Overview
You can set security policies that control session expiration, maximum number of login attempts, and password expiration for your users in Kayako.
Prerequisites
- To edit any of the security and user registration settings, you will need an administrator account with the 'Manage system configuration' permission.
- Learn more about how Kayako safeguards your data on our product security page.
- Scale or Enterprise plans are required for configuring security login policies. It's not available on Inbox and Growth price plans. If you wish to upgrade your price plan to get this option, please contact the Sales Department by sending an email to Sales@kayako.com.
Diagnosis
Your organization may want to control user access by defining security policies that match those of your organization such as:
- Automatically log out users when they have been inactive for some time.
- Prevent further login attempts if they failed due to wrong credentials entered.
- Set password expiration time to prompt users to set a new password.

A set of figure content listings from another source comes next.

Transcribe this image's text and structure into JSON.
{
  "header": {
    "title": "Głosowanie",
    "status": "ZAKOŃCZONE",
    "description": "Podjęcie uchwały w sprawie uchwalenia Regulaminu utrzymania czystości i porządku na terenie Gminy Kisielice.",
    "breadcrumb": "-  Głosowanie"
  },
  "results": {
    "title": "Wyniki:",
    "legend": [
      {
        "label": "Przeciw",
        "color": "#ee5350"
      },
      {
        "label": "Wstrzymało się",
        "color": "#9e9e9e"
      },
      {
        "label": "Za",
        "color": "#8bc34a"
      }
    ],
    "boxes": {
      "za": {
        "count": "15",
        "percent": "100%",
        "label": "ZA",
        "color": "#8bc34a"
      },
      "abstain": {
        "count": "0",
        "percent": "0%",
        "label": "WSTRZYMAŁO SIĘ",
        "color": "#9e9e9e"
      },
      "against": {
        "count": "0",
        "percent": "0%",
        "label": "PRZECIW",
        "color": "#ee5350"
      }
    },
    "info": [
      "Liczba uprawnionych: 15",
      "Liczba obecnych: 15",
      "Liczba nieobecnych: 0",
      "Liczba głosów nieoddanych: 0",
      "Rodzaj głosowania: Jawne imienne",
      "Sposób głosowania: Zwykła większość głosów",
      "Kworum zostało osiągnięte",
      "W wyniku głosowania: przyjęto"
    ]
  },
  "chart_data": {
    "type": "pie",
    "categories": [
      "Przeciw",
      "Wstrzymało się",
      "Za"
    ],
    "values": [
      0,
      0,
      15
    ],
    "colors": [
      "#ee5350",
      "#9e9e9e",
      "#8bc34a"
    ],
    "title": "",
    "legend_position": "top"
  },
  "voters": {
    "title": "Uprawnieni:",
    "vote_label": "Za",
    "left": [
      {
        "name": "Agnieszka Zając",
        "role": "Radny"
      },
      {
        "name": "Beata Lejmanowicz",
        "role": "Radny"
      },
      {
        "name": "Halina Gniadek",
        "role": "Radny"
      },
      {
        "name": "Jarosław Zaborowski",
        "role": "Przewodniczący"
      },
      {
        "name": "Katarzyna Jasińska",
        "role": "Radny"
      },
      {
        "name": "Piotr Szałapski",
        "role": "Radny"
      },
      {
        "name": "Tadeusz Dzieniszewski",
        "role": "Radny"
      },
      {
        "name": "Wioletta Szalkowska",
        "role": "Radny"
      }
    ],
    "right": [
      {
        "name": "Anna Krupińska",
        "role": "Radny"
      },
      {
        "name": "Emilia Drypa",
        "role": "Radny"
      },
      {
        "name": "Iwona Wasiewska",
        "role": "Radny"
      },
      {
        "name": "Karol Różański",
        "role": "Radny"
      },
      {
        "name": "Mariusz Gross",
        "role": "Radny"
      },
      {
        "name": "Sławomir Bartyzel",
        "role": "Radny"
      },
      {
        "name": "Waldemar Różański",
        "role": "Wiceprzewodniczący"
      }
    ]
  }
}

Kayako offers a range of account security options that allows you to control how your users access the system. As mentioned above, if your account is on Scale or Enterprise plans, you can configure these settings which all serve to protect Kayako from unsafe sessions and outdated passwords.
NOTE: If you are not on the Scale or Enterprise plans, you will only see the 'Help Center content' tab under the 'Security policies' configuration. The 'Agents' and 'Customers' tab will not be displayed.
Solution
- Sign in to the admin area.
- Click on Security policies in the sidebar.
- Choose either the 'Agents' or 'Customers' tab at the top. The configuration options will be the same for both types of users.
- In the 'Security policy' section, set the following options as needed:
- In the Session expiry field, set the number of hours a user can be inactive before they're automatically logged out.
- In the Maximum number of login attempts field, choose how many failed login attempts Kayako should allow before locking the account for several minutes.
- In the Password expiry field, enter the number of days that your Kayako passwords should remain valid. Kayako will prompt your users to reset their passwords, once this number of days has gone by.
- When you've finished making your changes, click the Save button.
Confirmation
- Session expiry - Users will be logged out automatically after the hours of inactivity configured in the settings.
- Maximum number of login attempts - After the number of failed logins specified, Kayako will prevent further login attempts for 2 minutes, then 4 minutes, then 8 minutes, and so on.
- Password expiry - After the number of days specified in the settings, users will be required to set a new password.